The Hindu American Foundation said it was "deeply disturbed" that the President would endorse what it described as "racist screeds," warning the rhetoric could stoke xenophobia and endanger communities.
The White House defended Trump's decision to repost the remarks, with spokesman Desai pointing to the President's "strong friendship with Prime Minister Narendra Modi" and his affection for "patriotic Indian Americans who were an important bloc in the historic election victory."
The constitutional fight in America
The backdrop to Trump's repost is a Supreme Court case expected to deliver judgment by the end of June on the legality of his executive order seeking to end birthright citizenship.
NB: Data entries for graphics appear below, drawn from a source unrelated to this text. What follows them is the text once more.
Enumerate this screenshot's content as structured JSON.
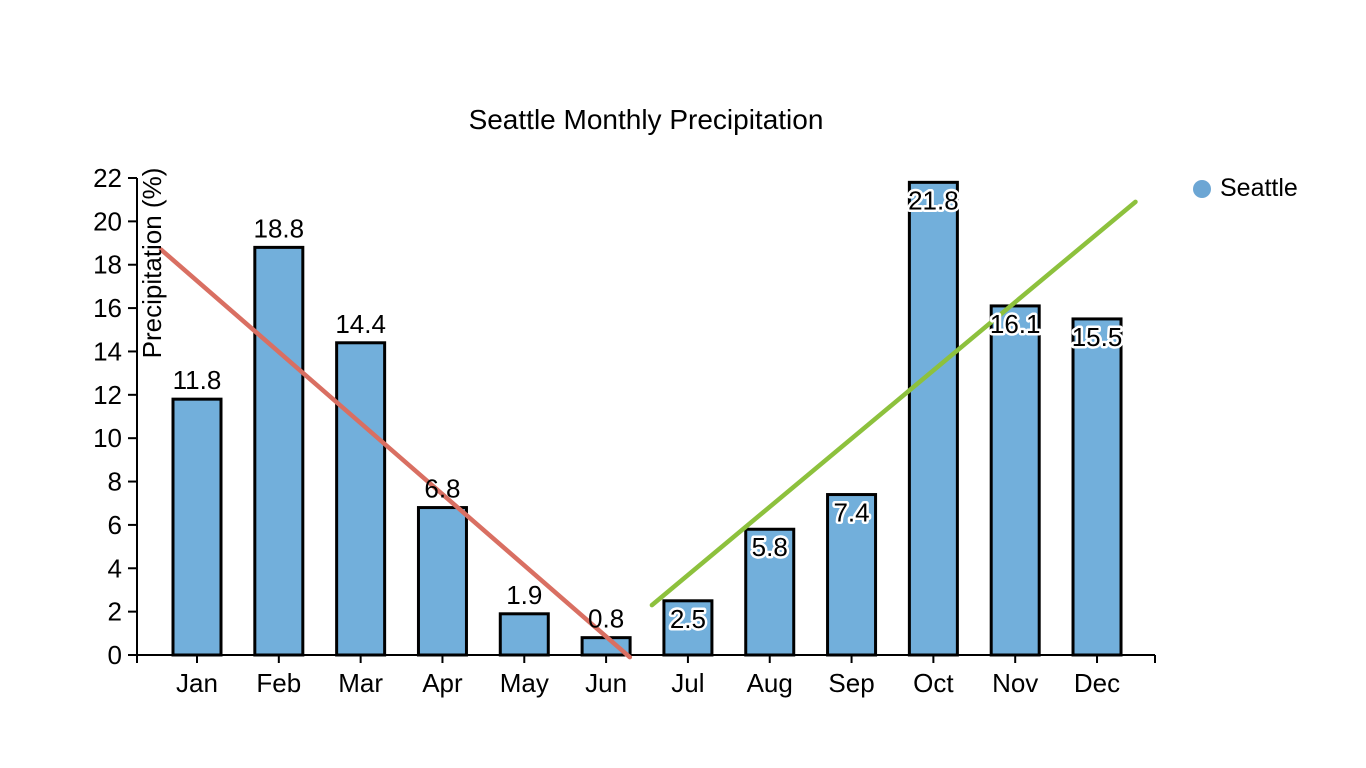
{
  "chart_data": {
    "type": "bar",
    "title": "Seattle Monthly Precipitation",
    "xlabel": "",
    "ylabel": "Precipitation (%)",
    "categories": [
      "Jan",
      "Feb",
      "Mar",
      "Apr",
      "May",
      "Jun",
      "Jul",
      "Aug",
      "Sep",
      "Oct",
      "Nov",
      "Dec"
    ],
    "series": [
      {
        "name": "Seattle",
        "values": [
          11.8,
          18.8,
          14.4,
          6.8,
          1.9,
          0.8,
          2.5,
          5.8,
          7.4,
          21.8,
          16.1,
          15.5
        ]
      }
    ],
    "data_labels": [
      "11.8",
      "18.8",
      "14.4",
      "6.8",
      "1.9",
      "0.8",
      "2.5",
      "5.8",
      "7.4",
      "21.8",
      "16.1",
      "15.5"
    ],
    "label_placement": [
      "above",
      "above",
      "above",
      "above",
      "above",
      "above",
      "inside",
      "inside",
      "inside",
      "inside",
      "inside",
      "inside"
    ],
    "y_ticks": [
      0,
      2,
      4,
      6,
      8,
      10,
      12,
      14,
      16,
      18,
      20,
      22
    ],
    "ylim": [
      0,
      22
    ],
    "grid": false,
    "legend": {
      "position": "top-right",
      "entries": [
        {
          "label": "Seattle",
          "marker": "circle",
          "color": "#6CA6D4"
        }
      ]
    },
    "trend_lines": [
      {
        "name": "jan-jun-declining-trend",
        "color": "#D96F62",
        "x": [
          -0.44,
          5.29
        ],
        "y": [
          18.7,
          -0.1
        ]
      },
      {
        "name": "jul-dec-rising-trend",
        "color": "#8DC13D",
        "x": [
          5.56,
          11.47
        ],
        "y": [
          2.3,
          20.9
        ]
      }
    ],
    "colors": {
      "bar_fill": "#72AFDB",
      "bar_edge": "#000000",
      "axis": "#000000",
      "text": "#000000"
    }
  }
}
Birthright citizenship in the United States is enshrined in the 14th Amendment, ratified in 1868, which states:
"All persons born or naturalised in the United States, and subject to the jurisdiction thereof, are citizens of the United States."
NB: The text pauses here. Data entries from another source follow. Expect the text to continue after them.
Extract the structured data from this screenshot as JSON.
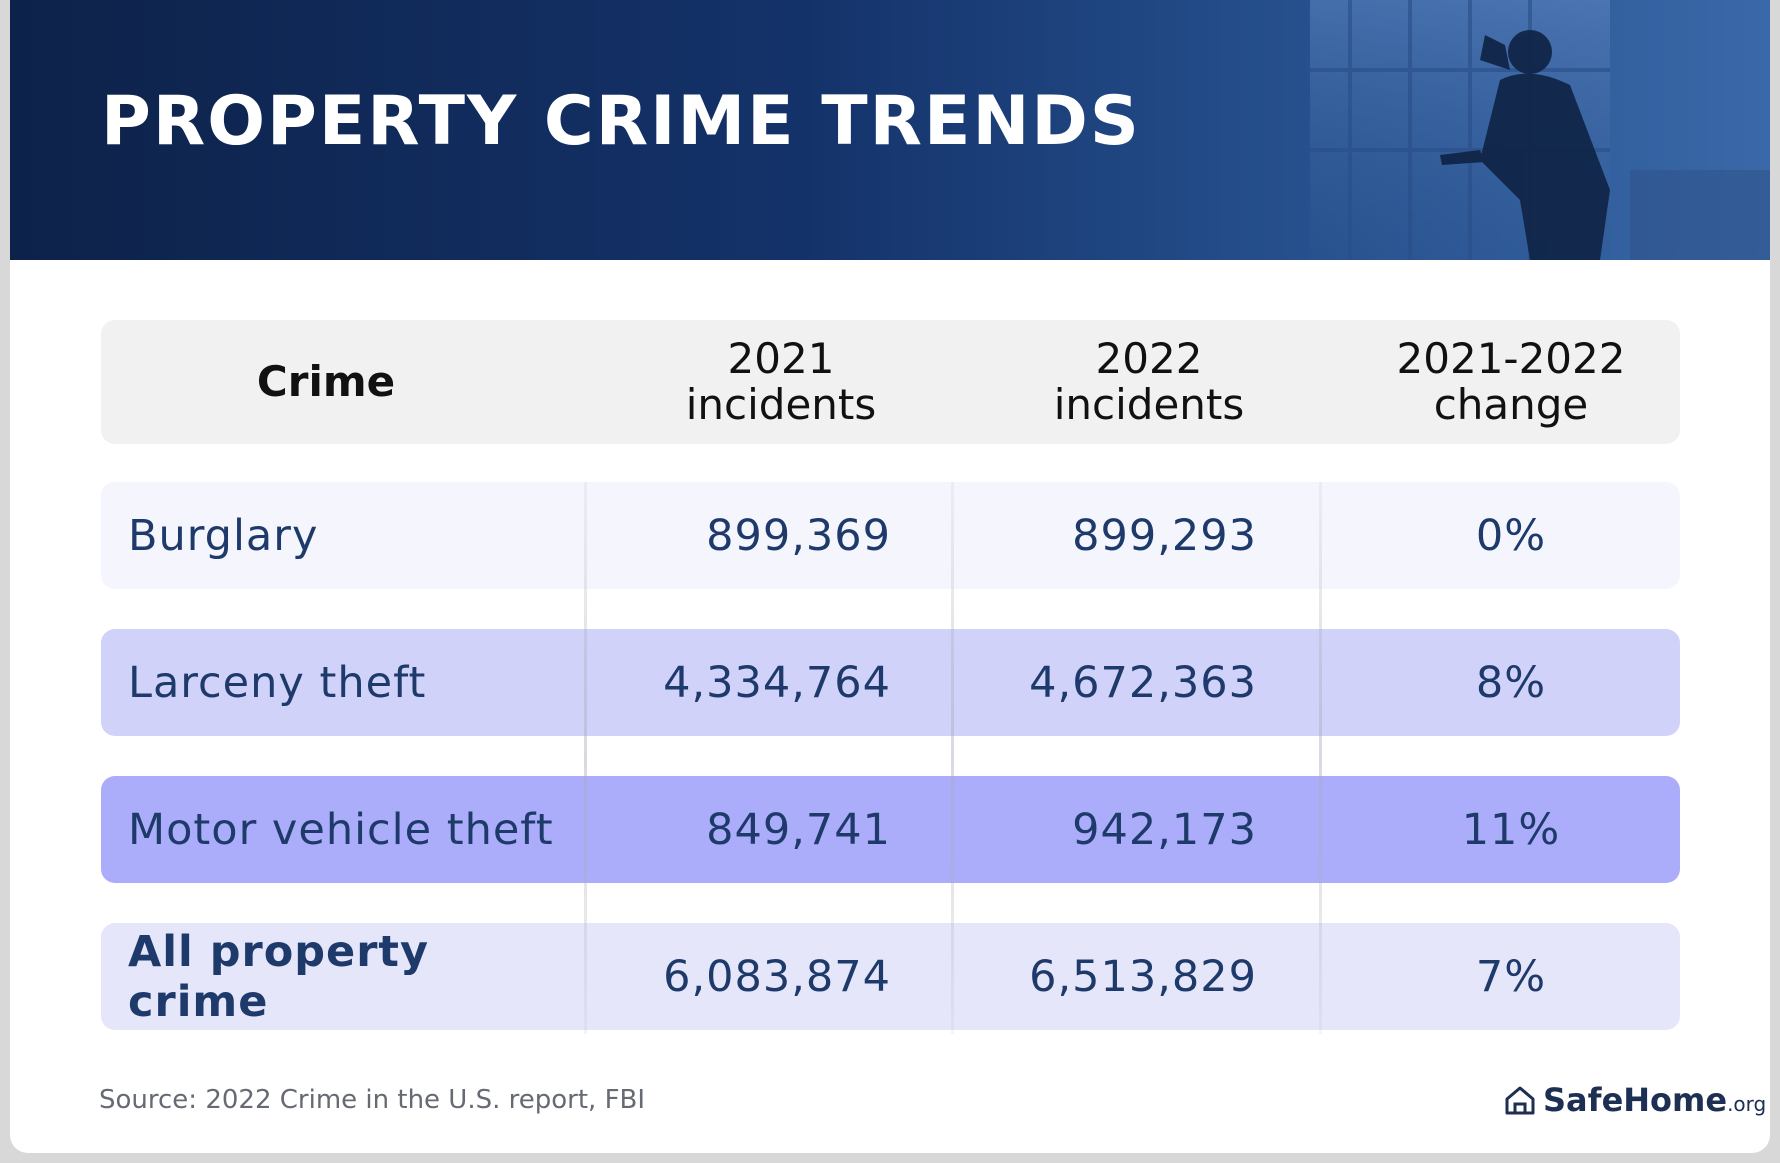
{
  "header": {
    "title": "PROPERTY CRIME TRENDS"
  },
  "chart_data": {
    "type": "table",
    "title": "PROPERTY CRIME TRENDS",
    "columns": [
      "Crime",
      "2021 incidents",
      "2022 incidents",
      "2021-2022 change"
    ],
    "rows": [
      {
        "crime": "Burglary",
        "y2021": "899,369",
        "y2022": "899,293",
        "change": "0%",
        "color": "#f5f6fd",
        "bold": false
      },
      {
        "crime": "Larceny theft",
        "y2021": "4,334,764",
        "y2022": "4,672,363",
        "change": "8%",
        "color": "#d0d2fa",
        "bold": false
      },
      {
        "crime": "Motor vehicle theft",
        "y2021": "849,741",
        "y2022": "942,173",
        "change": "11%",
        "color": "#abadfa",
        "bold": false
      },
      {
        "crime": "All property crime",
        "y2021": "6,083,874",
        "y2022": "6,513,829",
        "change": "7%",
        "color": "#e6e6fb",
        "bold": true
      }
    ]
  },
  "footer": {
    "source": "Source: 2022 Crime in the U.S. report, FBI",
    "logo_name": "SafeHome",
    "logo_suffix": ".org"
  },
  "colors": {
    "banner_dark": "#0d2249",
    "banner_light": "#3a68a8",
    "text_blue": "#1e3a6a",
    "header_bg": "#f1f1f1"
  },
  "icons": {
    "logo": "house-icon",
    "banner_image": "burglar-silhouette-icon"
  }
}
Since the landmark 1898 decision in United States v. Wong Kim Ark, this has been interpreted to grant citizenship to nearly all children born on US soil, regardless of the immigration status of their parents.
Trump's executive order, signed within hours of taking office in January 2025, seeks to deny automatic citizenship to children born in the US to parents who are undocumented or in the country temporarily.
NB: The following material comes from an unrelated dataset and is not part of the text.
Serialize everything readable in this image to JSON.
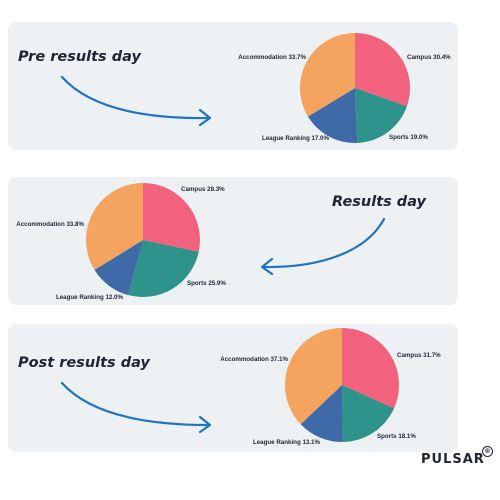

The Migration Policy Institute estimates more than 250,000 babies born annually could be affected.
"We are the only country in the world stupid enough to allow 'Birthright' Citizenship!" Trump posted earlier this month after the Supreme Court hearing.
That claim, however, is incorrect.
Roughly three dozen countries still offer some form of unrestricted or conditional birthright citizenship — including Canada, Mexico and most of Latin America.
Australia had this fight — and won it — four decades ago
For Australians, the American debate feels strangely familiar.
That's because Australia had the very same argument back in the 1980s — and quietly settled it.
Until August 20, 1986, Australia operated under the British common law principle of jus soli — "law of the soil" — granting automatic citizenship to anyone born on Australian soil, regardless of their parents' status.
But a 1985 High Court case changed everything.
In Kioa v West, a Tongan couple who had overstayed their student visas argued that the Australian-born citizenship of their infant daughter Elvira gave her — and by extension them — a legitimate expectation of being allowed to remain in Australia.
The family lost the case, but it exposed what the Minister for Immigration and Ethnic Affairs of the day described as "a generosity in our law [that] can be exploited by visitors and illegal immigrants who have children born here in order to seek to achieve residence in Australia."
The Australian Parliament moved quickly — and with bipartisan support — to pass the Australian Citizenship Amendment Act 1986, which abolished pure birthright citizenship and replaced it with a system based on jus sanguinis, or "law of blood."
Today, a child born in Australia is only automatically an Australian citizen if at least one parent is an Australian citizen or permanent resident at the time of the child's birth.
A secondary pathway allows children to claim citizenship if they live in Australia for their first ten years of life.
Critics have long argued the 1986 reform was driven in part by xenophobic fear-mongering, particularly around rising Asian immigration in the 1970s and 1980s.
Others argue it was a reasonable measure to prevent migration law from being circumvented.
A fundamental legal gap
What makes Trump's task so much harder than the one faced by the Hawke Government is the constitutional architecture.
Australian citizenship is governed by ordinary legislation, which Parliament can amend with a simple majority.
American birthright citizenship is constitutionally protected — and can only be meaningfully altered through a constitutional amendment, a process that requires two-thirds of both houses of Congress and ratification by three-quarters of the states.
It is why legal experts across both countries broadly expect the Supreme Court to strike down Trump's executive order.